Looking at the archived version of my site reveals that I haven't changed its formatting since 2012. The only obvious different in fact between now and then is that the ranking of "popular posts" has changed - in September 2012, a post about a Soviet time trial bike was the most read, but now it is a post about the book "Bicycling for Ladies" - this is the result of some outside sites linking to the "Bicycling for Ladies" post, I think. It seems clear that for this not-that-much-read blog, the "popular posts" remain at the top by virtue of readers seeing them there and clicking on them, for the most part.

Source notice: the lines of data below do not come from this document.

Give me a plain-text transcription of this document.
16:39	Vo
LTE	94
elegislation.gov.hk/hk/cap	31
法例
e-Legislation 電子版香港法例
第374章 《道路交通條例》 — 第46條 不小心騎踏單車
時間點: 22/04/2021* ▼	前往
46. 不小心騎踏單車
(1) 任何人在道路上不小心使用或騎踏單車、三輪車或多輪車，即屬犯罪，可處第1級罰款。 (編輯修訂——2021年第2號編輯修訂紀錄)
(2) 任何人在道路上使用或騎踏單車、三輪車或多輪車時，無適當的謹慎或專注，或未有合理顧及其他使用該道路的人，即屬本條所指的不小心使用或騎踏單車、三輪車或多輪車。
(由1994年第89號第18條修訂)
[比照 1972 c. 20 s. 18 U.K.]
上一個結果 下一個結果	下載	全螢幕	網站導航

If one looks at a (far) more famous bicycle blog, Bike Snob NYC as captured by the Internet Archive, it is clear that they have been capturing some Blogger blogs for a long time - the captures for Bike Snob go back to July 7, 2007 for a blog that had only started in June 2007! Perhaps it was the frequency of posting that caused this. In this case, the comparison of the then-blog and the today-blog is more revealing - Bike Snob has zero advertising in July 2007. And the subtitle for the blog was "Finally--a catty, gossipy, nasty, and critical blog for bicycles!" rather than the present "Systematically and mercilessly disassembling, flushing, greasing, and re-packing the cycling culture." (At some point during the next year Bike Snob changed the subtitle to what it is now, according to the versions in the Internet Archive.)

What is the significance of this? Particularly in terms of cycling? Probably none. Except that even pretty obscure stuff that may disappear from the Internet, including stuff about bicycles and cycling, may be stored away in the Internet Archive.